Open pedrobmorales opened 5 years ago
I think this is an INVALUABLE tool for analysts and others to reconstruct the full evidence of what is written in these chats, and others. Great job!
I am trying to install all the dependencies but I cannot load the spellchecker module because it says it cannot find indexer.
ModuleNotFoundError Traceback (most recent call last)
<ipython-input-5-00ec13e61853> in <module>
2 import re
3 import classifier as spanish_sentiment_analysis
----> 4 from spellchecker import SpellChecker
/usr/local/lib/python3.7/site-packages/spellchecker/__init__.py in <module>
1 # -*- coding: utf-8 -*-
----> 2 from spellchecker.core import Spellchecker,getInstance
3
/usr/local/lib/python3.7/site-packages/spellchecker/core.py in <module>
24 import urllib
25
---> 26 from indexer import DictionaryIndex
27 from langdetect import _detect_lang
28
ModuleNotFoundError: No module named 'indexer'
I tried pip3 install indexer but it gave me an error.
Collecting indexer
Downloading https://files.pythonhosted.org/packages/c7/2f/49ea001ccc81502fe790c6077ca0cf9c4dc98ce160e1b1225a8c881b53b1/indexer-0.6.2.tar.gz
ERROR: Complete output from command python setup.py egg_info:
ERROR: Traceback (most recent call last):
File "<string>", line 1, in <module>
File "/private/var/folders/zy/cj986nys61l566ps0nw0kdym0000gp/T/pip-install-njxjtjnm/indexer/setup.py", line 107
except OSError, ex:
^
SyntaxError: invalid syntax
----------------------------------------
ERROR: Command "python setup.py egg_info" failed with error code 1 in /private/var/folders/zy/cj986nys61l566ps0nw0kdym0000gp/T/pip-install-njxjtjnm/indexer/
Never mind I found it!

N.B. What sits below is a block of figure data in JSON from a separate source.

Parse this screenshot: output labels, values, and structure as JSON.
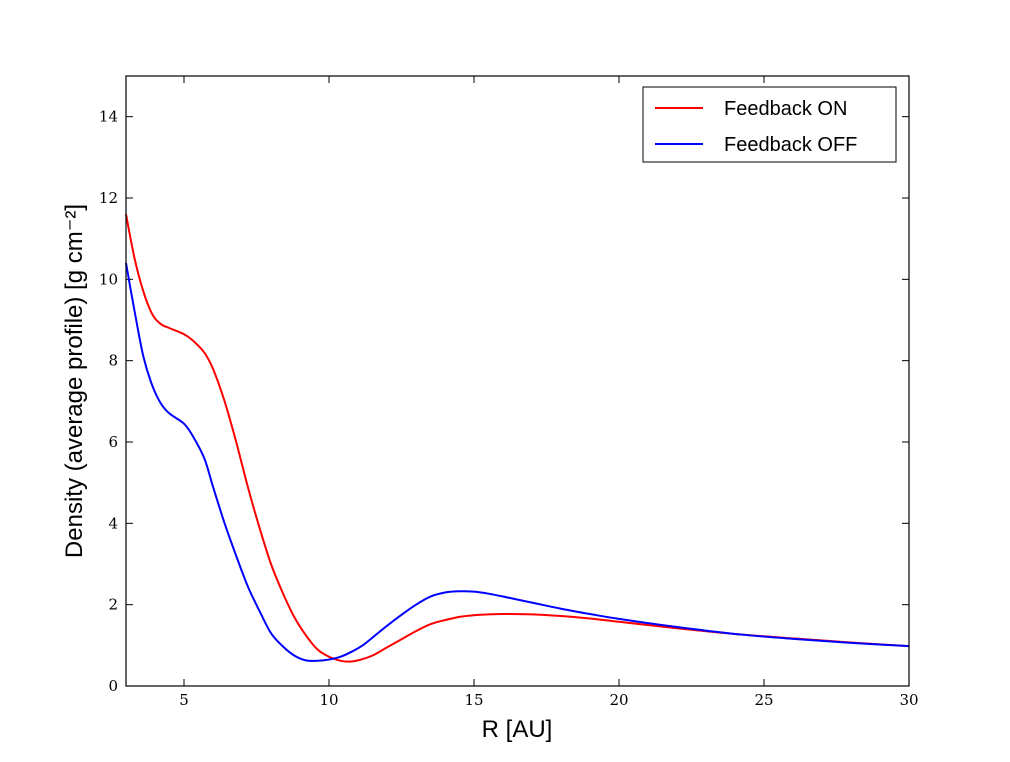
{
  "chart_data": {
    "type": "line",
    "xlabel": "R [AU]",
    "ylabel": "Density (average profile) [g cm⁻²]",
    "xlim": [
      3,
      30
    ],
    "ylim": [
      0,
      15
    ],
    "xticks": [
      "5",
      "10",
      "15",
      "20",
      "25",
      "30"
    ],
    "yticks": [
      "0",
      "2",
      "4",
      "6",
      "8",
      "10",
      "12",
      "14"
    ],
    "grid": false,
    "legend_position": "top-right",
    "series": [
      {
        "name": "Feedback ON",
        "color": "#ff0000",
        "x": [
          3.0,
          3.3,
          3.6,
          3.9,
          4.2,
          4.5,
          5.0,
          5.3,
          5.7,
          6.0,
          6.4,
          6.8,
          7.2,
          7.6,
          8.0,
          8.4,
          8.8,
          9.2,
          9.6,
          10.0,
          10.4,
          10.7,
          11.0,
          11.5,
          12.0,
          12.5,
          13.0,
          13.5,
          14.0,
          14.5,
          15.0,
          15.5,
          16.0,
          17.0,
          18.0,
          19.0,
          20.0,
          22.0,
          24.0,
          26.0,
          28.0,
          30.0
        ],
        "y": [
          11.6,
          10.5,
          9.7,
          9.15,
          8.9,
          8.8,
          8.65,
          8.5,
          8.2,
          7.8,
          7.0,
          6.0,
          4.9,
          3.9,
          3.0,
          2.3,
          1.7,
          1.25,
          0.9,
          0.72,
          0.62,
          0.6,
          0.63,
          0.75,
          0.95,
          1.15,
          1.35,
          1.52,
          1.62,
          1.7,
          1.74,
          1.76,
          1.77,
          1.76,
          1.72,
          1.66,
          1.58,
          1.42,
          1.28,
          1.17,
          1.07,
          0.98
        ]
      },
      {
        "name": "Feedback OFF",
        "color": "#0000ff",
        "x": [
          3.0,
          3.3,
          3.6,
          3.9,
          4.2,
          4.5,
          5.0,
          5.3,
          5.7,
          6.0,
          6.4,
          6.8,
          7.2,
          7.6,
          8.0,
          8.4,
          8.8,
          9.2,
          9.6,
          10.0,
          10.4,
          10.8,
          11.2,
          11.6,
          12.0,
          12.5,
          13.0,
          13.5,
          14.0,
          14.5,
          15.0,
          15.5,
          16.0,
          17.0,
          18.0,
          19.0,
          20.0,
          22.0,
          24.0,
          26.0,
          28.0,
          30.0
        ],
        "y": [
          10.4,
          9.2,
          8.1,
          7.4,
          6.95,
          6.7,
          6.45,
          6.15,
          5.6,
          4.9,
          4.0,
          3.2,
          2.45,
          1.85,
          1.3,
          0.98,
          0.75,
          0.63,
          0.62,
          0.65,
          0.72,
          0.85,
          1.02,
          1.25,
          1.48,
          1.75,
          2.0,
          2.2,
          2.3,
          2.33,
          2.32,
          2.27,
          2.2,
          2.05,
          1.9,
          1.77,
          1.65,
          1.45,
          1.28,
          1.16,
          1.06,
          0.98
        ]
      }
    ]
  }
}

It's pyspellchecker and not spellchecker! https://github.com/barrust/pyspellchecker/issues/24
Hmmm then I get some errors when running thru the parts that call spell.known and spell.unknown.
AttributeError Traceback (most recent call last)
<ipython-input-46-ffb2a717e66a> in <module>
----> 1 spell.known(['pr6ximo'])
AttributeError: 'dict' object has no attribute 'known'
The spellchecker section in the jupyter notebook isn't complete, I was testing an alternative to fixing the words with accents which were misread by Tika. I will update the notebook to be cleaner and not include unused code.
Thank you for your feedback! I will incorporate your suggestion to the README.
Hello Maria, thank you for this very impressive work. I tried to run it in my Mac and I had a few install steps to overcome, which I documented here:
I tried to submit a pull request but I got denied.
Here are my additions to the README.md.
MacOS Installation Steps
To run this on MacOS on a fresh Python3 installation use the commands below. These commands use Homebrew to install Jupyter, and wkhtmltopdf and use pip to install required Python3 libraries. Note that this uses pip3 since pip may refer to a Python 2.x interpreter.
After this, download the chat PDF file from the link above and save it in a file called dataset/telegram_gate.pdf.